Im jetzigen Planungszeitraum der Strukturförderung (2007-2013) ist Spanien der zweitgrößte Begünstigte (nach Polen), wobei Katalonien Mittel in Höhe von rund 1,373 Milliarden € erhält.

Im Klartext heißt dies: Von 2007-2013

  • fließen 56 % der EFRE-Mittel in die Förderung der Entwicklung der Wissenswirtschaft und der Wettbewerbsfähigkeit der spanischen Unternehmen, insbesondere KMU;
  • ist ein JEREMIE-Fonds (in Höhe von 50 Millionen € mit einer Ko-Investition von 50 % aus dem EFRE) errichtet worden, dessen Ziel insbesondere darin besteht, den Zugang von KMU zu Krediten zu verbessern.

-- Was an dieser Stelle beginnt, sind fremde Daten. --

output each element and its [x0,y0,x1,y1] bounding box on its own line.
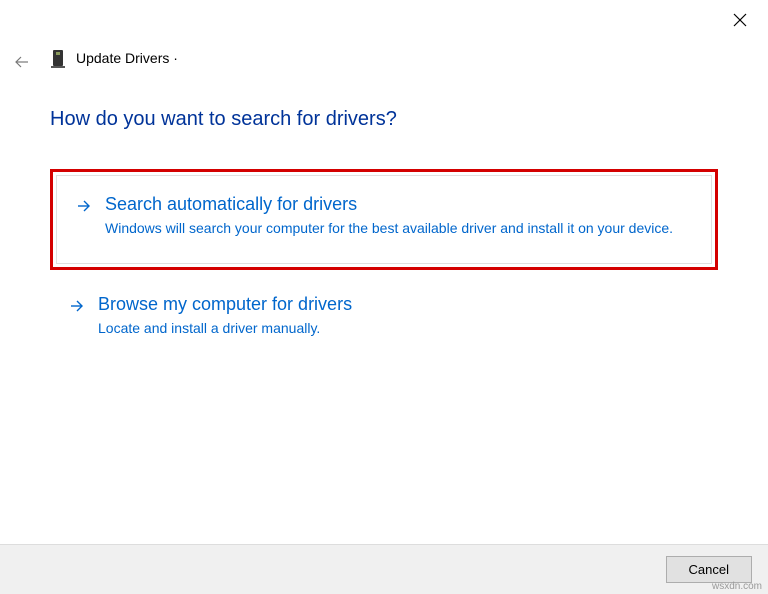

Ein ähnlicher vom EFRE geförderter „Technologiefonds“, der Katalonien zu gute kam, wurde unter dem nationalen Rahmen zur Förderung der Wettbewerbsfähigkeit der spanischen Wirtschaft errichtet;
  • wurden verschiedene öffentliche Initiativen zur Unterstützung von KMU-Start-ups gefördert, zum Beispiel Gründerzentren im „22@ district“ in Barcelona.

 

Projektbeispiele

Das Ausstellungsgelände Fira de Barcelona – eines der größten seiner Art in Europa und von einem der weltweit innovativsten und einflussreichsten Architekten Toyo Ito entworfen – verkörpert diese neue Entwicklung von hochmodernem Design, innovativer Technologie und Dienstleistungen. Das Fira de Barcelona-Projekt wurde mit Mitteln in Höhe von 84,35 Millionen € aus dem EFRE unterstützt.

Europas erstes grenzenübergreifendes Krankenhaus für Gemeinden dies- und jenseits der Pyrenäen in Puigcerdà wurde mit einem Betrag von 31 Millionen € ko-finanziert, was einen Anteil von 60 % an den Projektkosten ausmacht.

Der Hochgeschwindigkeitszug, der Madrid – Barcelona – Frankreich verbindet, erhielt Mittel in Höhe von 4 725 Millionen € aus dem Kohäsionsfonds, was 72 % der Projektkosten entspricht.